How Can China Ensure Iranian-Saudi Stability after a Rapprochement?

The recent confirmation that Iran and Saudi Arabia have been holding talks on improving their tense relations inspired optimism that some progress in this respect might eventually be achieved. It’s still too early to say for certain whether that’ll happen, but in the event that it does, this outcome would greatly contribute to regional stability. The challenge, however, would be in maintaining this “new normal” and ensuring that Saudi Arabia doesn’t once again unilaterally provoke tensions with Iran. It’s here where China could play a major role in assisting its top two regional partners.

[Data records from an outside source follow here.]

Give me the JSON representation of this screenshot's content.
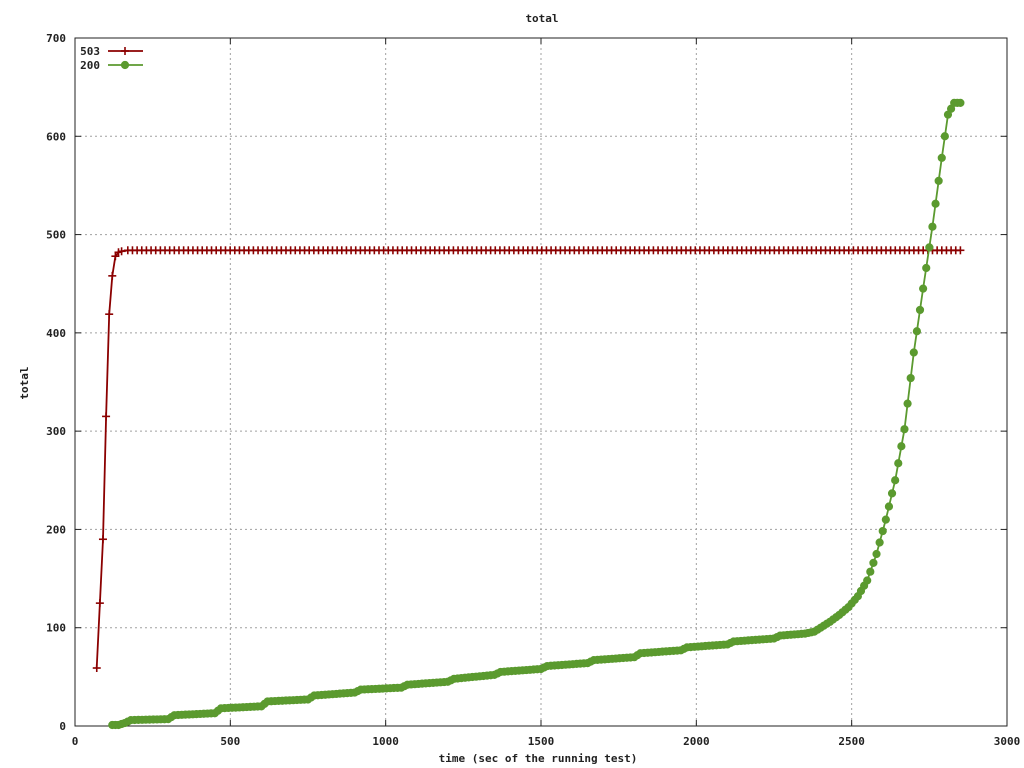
{
  "chart_data": {
    "type": "line",
    "title": "total",
    "xlabel": "time (sec of the running test)",
    "ylabel": "total",
    "xlim": [
      0,
      3000
    ],
    "ylim": [
      0,
      700
    ],
    "x_ticks": [
      0,
      500,
      1000,
      1500,
      2000,
      2500,
      3000
    ],
    "y_ticks": [
      0,
      100,
      200,
      300,
      400,
      500,
      600,
      700
    ],
    "grid": true,
    "legend_position": "top-left",
    "series": [
      {
        "name": "503",
        "color": "#8b0000",
        "marker": "plus",
        "points": [
          [
            70,
            59
          ],
          [
            80,
            125
          ],
          [
            90,
            190
          ],
          [
            100,
            315
          ],
          [
            110,
            419
          ],
          [
            120,
            458
          ],
          [
            130,
            478
          ],
          [
            140,
            482
          ],
          [
            150,
            483
          ],
          [
            170,
            484
          ],
          [
            2850,
            484
          ]
        ]
      },
      {
        "name": "200",
        "color": "#5b9a2f",
        "marker": "circle",
        "points": [
          [
            120,
            1
          ],
          [
            140,
            1
          ],
          [
            160,
            3
          ],
          [
            180,
            6
          ],
          [
            300,
            7
          ],
          [
            320,
            11
          ],
          [
            450,
            13
          ],
          [
            470,
            18
          ],
          [
            600,
            20
          ],
          [
            620,
            25
          ],
          [
            750,
            27
          ],
          [
            770,
            31
          ],
          [
            900,
            34
          ],
          [
            920,
            37
          ],
          [
            1050,
            39
          ],
          [
            1070,
            42
          ],
          [
            1200,
            45
          ],
          [
            1220,
            48
          ],
          [
            1350,
            52
          ],
          [
            1370,
            55
          ],
          [
            1500,
            58
          ],
          [
            1520,
            61
          ],
          [
            1650,
            64
          ],
          [
            1670,
            67
          ],
          [
            1800,
            70
          ],
          [
            1820,
            74
          ],
          [
            1950,
            77
          ],
          [
            1970,
            80
          ],
          [
            2100,
            83
          ],
          [
            2120,
            86
          ],
          [
            2250,
            89
          ],
          [
            2270,
            92
          ],
          [
            2350,
            94
          ],
          [
            2380,
            96
          ],
          [
            2400,
            100
          ],
          [
            2430,
            106
          ],
          [
            2460,
            113
          ],
          [
            2490,
            121
          ],
          [
            2520,
            132
          ],
          [
            2550,
            148
          ],
          [
            2580,
            175
          ],
          [
            2610,
            210
          ],
          [
            2640,
            250
          ],
          [
            2670,
            302
          ],
          [
            2700,
            380
          ],
          [
            2730,
            445
          ],
          [
            2760,
            508
          ],
          [
            2790,
            578
          ],
          [
            2810,
            622
          ],
          [
            2830,
            634
          ],
          [
            2850,
            634
          ]
        ]
      }
    ]
  }
}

China and Iran clinched a 25-year strategic partnership earlier this year which reports indicated could see the People’s Republic investing upwards of $400 billion into the Islamic Republic across the coming quarter-century. China is also expected to continue pioneering overland connectivity with Iran through its China-Central Asia-West Asia Economic Corridor (CCAWEC) and the so-called “Persian Corridor” via Tajikistan and Afghanistan.  As for Chinese-Saudi ties, they’re undergirded by the energy trade and Beijing’s interest in participating in Riyadh’s Vision 2030 socio-economic modernization program.

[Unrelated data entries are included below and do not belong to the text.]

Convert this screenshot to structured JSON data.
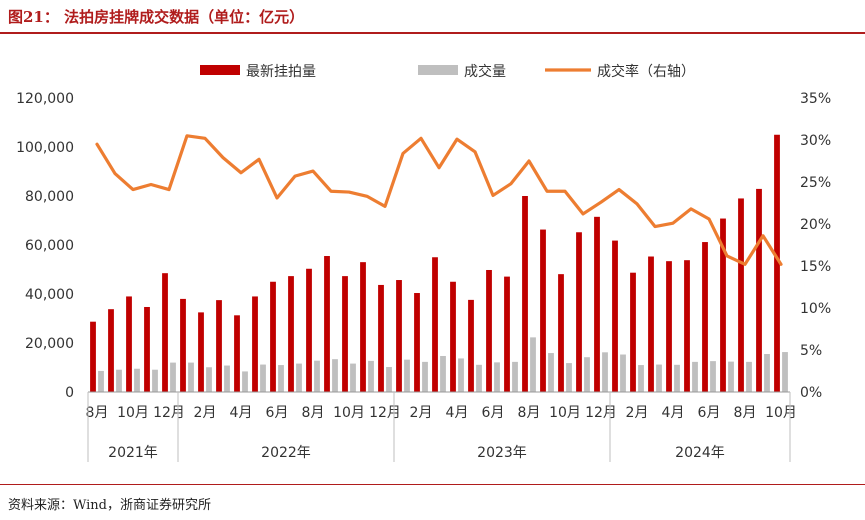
{
  "header": {
    "title": "图21：  法拍房挂牌成交数据（单位：亿元）"
  },
  "footer": {
    "source": "资料来源：Wind，浙商证券研究所"
  },
  "colors": {
    "listing": "#c00000",
    "deal": "#bfbfbf",
    "rate": "#ed7d31",
    "accent": "#b01c1c"
  },
  "chart_data": {
    "type": "bar",
    "legend_position": "top",
    "grid": false,
    "x": [
      "2021-08",
      "2021-09",
      "2021-10",
      "2021-11",
      "2021-12",
      "2022-01",
      "2022-02",
      "2022-03",
      "2022-04",
      "2022-05",
      "2022-06",
      "2022-07",
      "2022-08",
      "2022-09",
      "2022-10",
      "2022-11",
      "2022-12",
      "2023-01",
      "2023-02",
      "2023-03",
      "2023-04",
      "2023-05",
      "2023-06",
      "2023-07",
      "2023-08",
      "2023-09",
      "2023-10",
      "2023-11",
      "2023-12",
      "2024-01",
      "2024-02",
      "2024-03",
      "2024-04",
      "2024-05",
      "2024-06",
      "2024-07",
      "2024-08",
      "2024-09",
      "2024-10"
    ],
    "tick_labels": [
      "8月",
      "",
      "10月",
      "",
      "12月",
      "",
      "2月",
      "",
      "4月",
      "",
      "6月",
      "",
      "8月",
      "",
      "10月",
      "",
      "12月",
      "",
      "2月",
      "",
      "4月",
      "",
      "6月",
      "",
      "8月",
      "",
      "10月",
      "",
      "12月",
      "",
      "2月",
      "",
      "4月",
      "",
      "6月",
      "",
      "8月",
      "",
      "10月"
    ],
    "year_labels": [
      {
        "label": "2021年",
        "from": 0,
        "to": 4
      },
      {
        "label": "2022年",
        "from": 5,
        "to": 16
      },
      {
        "label": "2023年",
        "from": 17,
        "to": 28
      },
      {
        "label": "2024年",
        "from": 29,
        "to": 38
      }
    ],
    "series": [
      {
        "name": "最新挂拍量",
        "type": "bar",
        "axis": "left",
        "values": [
          28700,
          33800,
          39000,
          34700,
          48500,
          38000,
          32500,
          37500,
          31300,
          39000,
          45000,
          47300,
          50300,
          55500,
          47300,
          53000,
          43700,
          45700,
          40400,
          55000,
          45000,
          37600,
          49800,
          47100,
          80000,
          66300,
          48100,
          65200,
          71500,
          61800,
          48700,
          55300,
          53400,
          53800,
          61200,
          70800,
          79000,
          82900,
          105000
        ]
      },
      {
        "name": "成交量",
        "type": "bar",
        "axis": "left",
        "values": [
          8600,
          9100,
          9500,
          9100,
          12000,
          12000,
          10100,
          10800,
          8400,
          11200,
          11000,
          11600,
          12800,
          13400,
          11600,
          12700,
          10200,
          13200,
          12300,
          14700,
          13700,
          11100,
          12100,
          12300,
          22300,
          15900,
          11800,
          14200,
          16200,
          15300,
          11000,
          11200,
          11100,
          12300,
          12600,
          12400,
          12300,
          15500,
          16300
        ]
      },
      {
        "name": "成交率（右轴）",
        "type": "line",
        "axis": "right",
        "values": [
          29.5,
          26.0,
          24.1,
          24.7,
          24.1,
          30.5,
          30.2,
          27.9,
          26.1,
          27.7,
          23.1,
          25.7,
          26.3,
          23.9,
          23.8,
          23.3,
          22.1,
          28.4,
          30.2,
          26.7,
          30.1,
          28.6,
          23.4,
          24.8,
          27.5,
          23.9,
          23.9,
          21.2,
          22.6,
          24.1,
          22.4,
          19.7,
          20.1,
          21.8,
          20.6,
          16.2,
          15.2,
          18.6,
          15.2
        ]
      }
    ],
    "y_left": {
      "min": 0,
      "max": 120000,
      "ticks": [
        "0",
        "20,000",
        "40,000",
        "60,000",
        "80,000",
        "100,000",
        "120,000"
      ]
    },
    "y_right": {
      "min": 0,
      "max": 35,
      "ticks": [
        "0%",
        "5%",
        "10%",
        "15%",
        "20%",
        "25%",
        "30%",
        "35%"
      ]
    }
  }
}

Iran and Saudi Arabia therefore occupy pivotal positions when it comes to China’s Belt & Road Initiative (BRI) vision for West Asia. Beijing thus has an interest in ensuring that any potential rapprochement between these regional rivals is maintained. To this end, China could propose a trilateral framework or forum between itself, Iran, and either Saudi Arabia or the entire Gulf Cooperation Council (GCC) in which Riyadh participates. This could enable Beijing to better coordinate its regional BRI projects and work towards having them connect with one another so as to create a regional economic community.

What’s envisioned by this is that China’s apolitical and economically driven engagement with West Asia could contribute to Iran and Saudi Arabia coming to have equal stakes in the other’s stability. This wouldn’t just be rhetorical but substantive. In practice, China’s BRI investments in both countries could be linked together, with Beijing forming the common economic bond between these two (hopefully by then former) rivals. In such a situation, Saudi Arabia would be disinclined to destabilize Iran since doing so would adversely affect their shared Chinese partner, including potentially even its in-country projects.

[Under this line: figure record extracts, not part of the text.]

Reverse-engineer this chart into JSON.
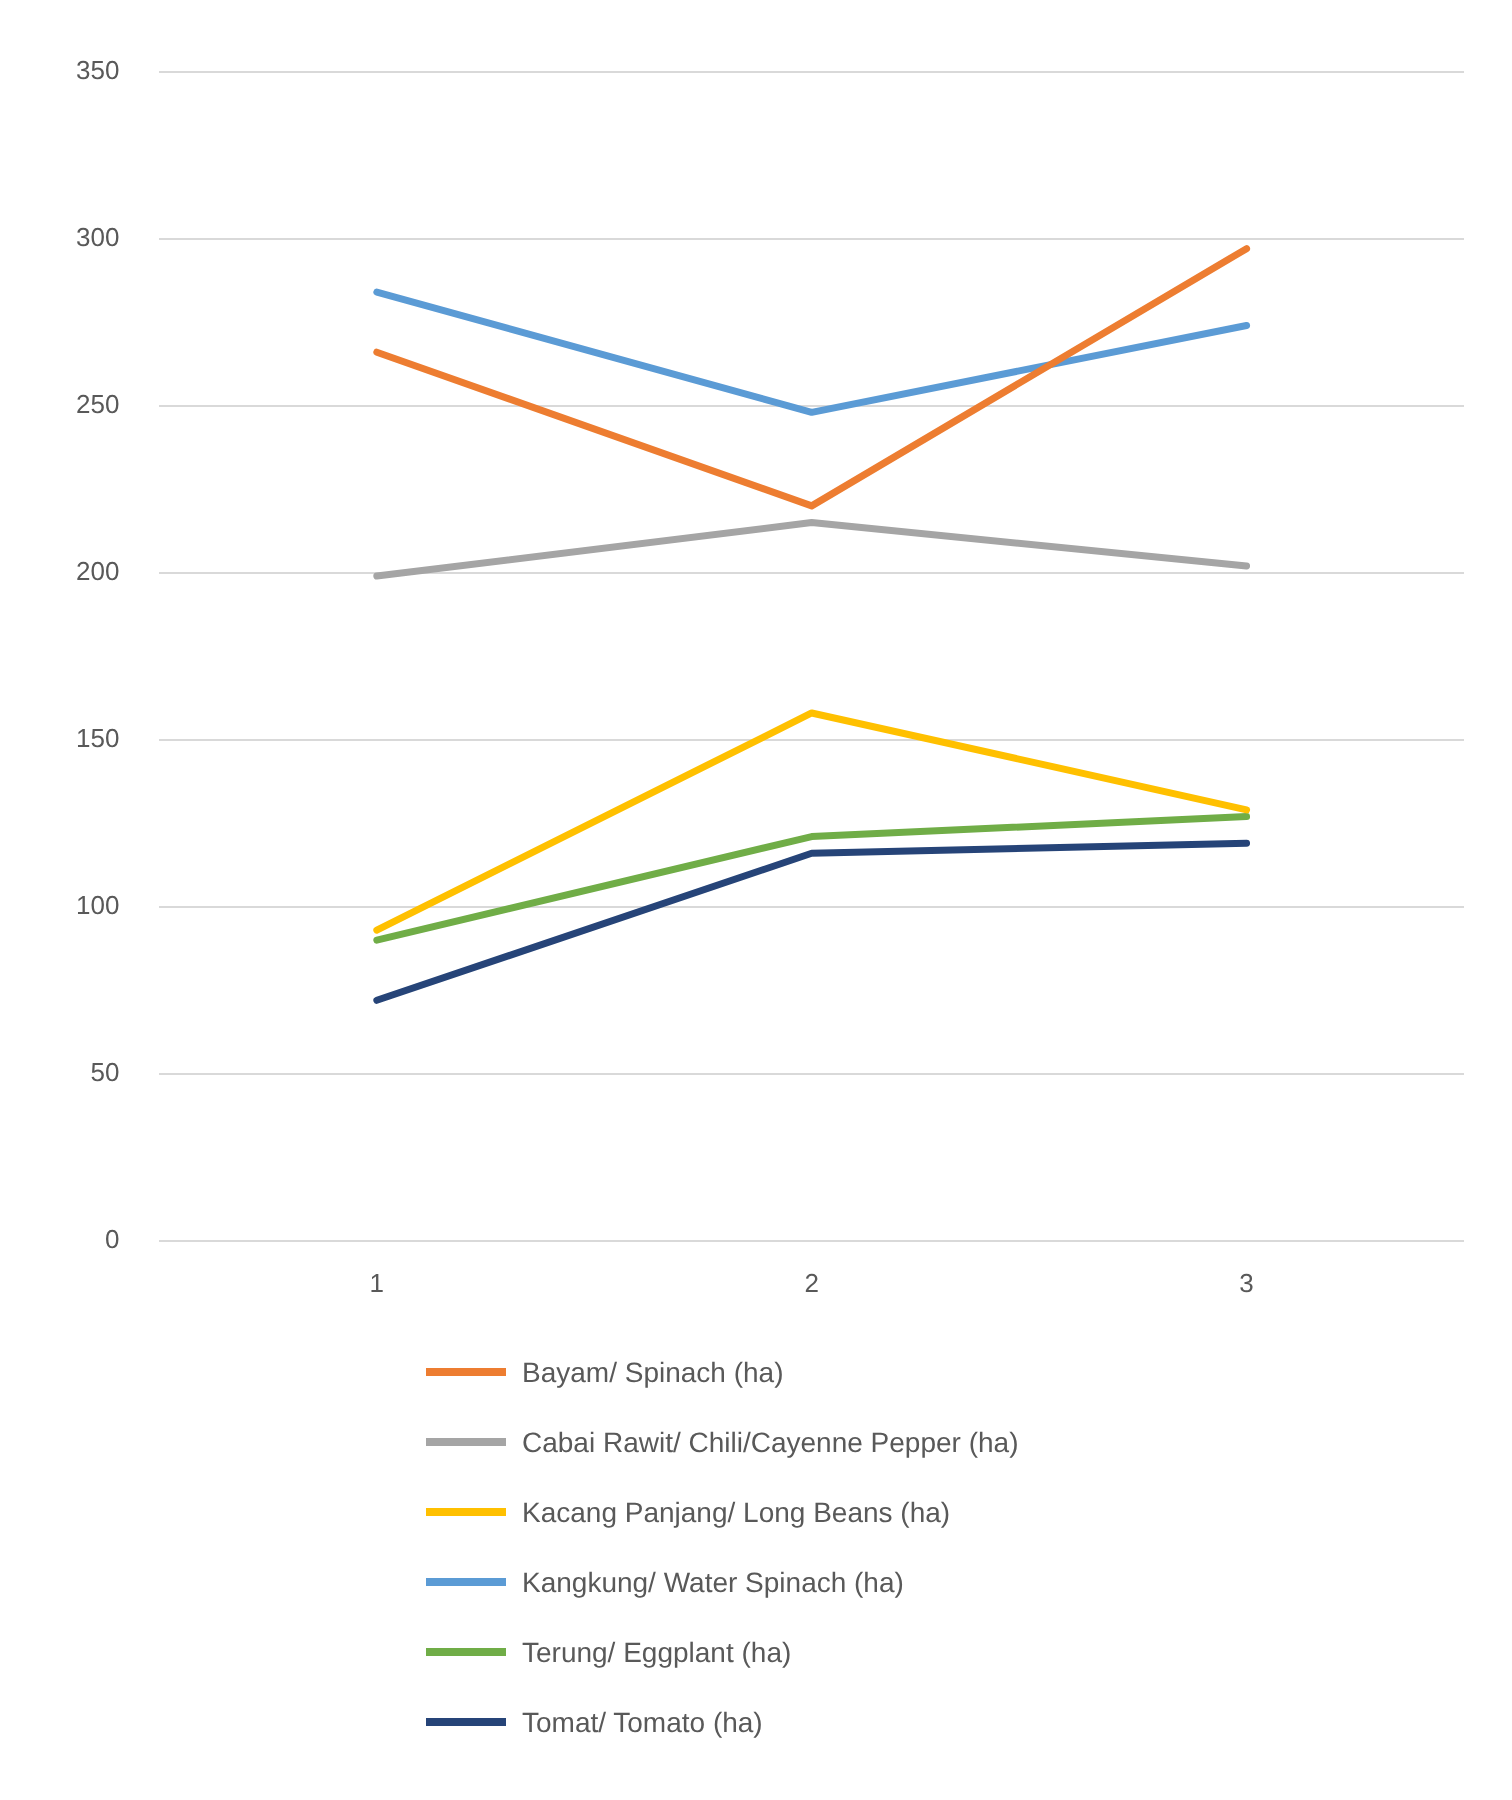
{
  "chart_data": {
    "type": "line",
    "categories": [
      "1",
      "2",
      "3"
    ],
    "ylim": [
      0,
      350
    ],
    "yticks": [
      0,
      50,
      100,
      150,
      200,
      250,
      300,
      350
    ],
    "grid": "y",
    "legend": "bottom",
    "marker": "none",
    "line_style": "solid",
    "series": [
      {
        "name": "Bayam/ Spinach  (ha)",
        "color": "#ed7d31",
        "values": [
          266,
          220,
          297
        ]
      },
      {
        "name": "Cabai Rawit/ Chili/Cayenne Pepper  (ha)",
        "color": "#a5a5a5",
        "values": [
          199,
          215,
          202
        ]
      },
      {
        "name": "Kacang Panjang/ Long Beans  (ha)",
        "color": "#ffc000",
        "values": [
          93,
          158,
          129
        ]
      },
      {
        "name": "Kangkung/ Water Spinach  (ha)",
        "color": "#5b9bd5",
        "values": [
          284,
          248,
          274
        ]
      },
      {
        "name": "Terung/ Eggplant  (ha)",
        "color": "#70ad47",
        "values": [
          90,
          121,
          127
        ]
      },
      {
        "name": "Tomat/ Tomato  (ha)",
        "color": "#264478",
        "values": [
          72,
          116,
          119
        ]
      }
    ]
  }
}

This proposed solution is novel in the sense that it has no precedent. Never before has there been any credible chance of an economic superpower investing in both Iran and Saudi Arabia, let alone with a view towards bringing them together into a larger regional economic community. That’s not to say that this proposal will succeed since it depends both on the outcome of the ongoing Iranian-Saudi talks as well as the political will of their leaderships to focus on strengthening Chinese-led economic connectivity between their countries, but any progress in this respect would greatly stabilize the Persian Gulf Region.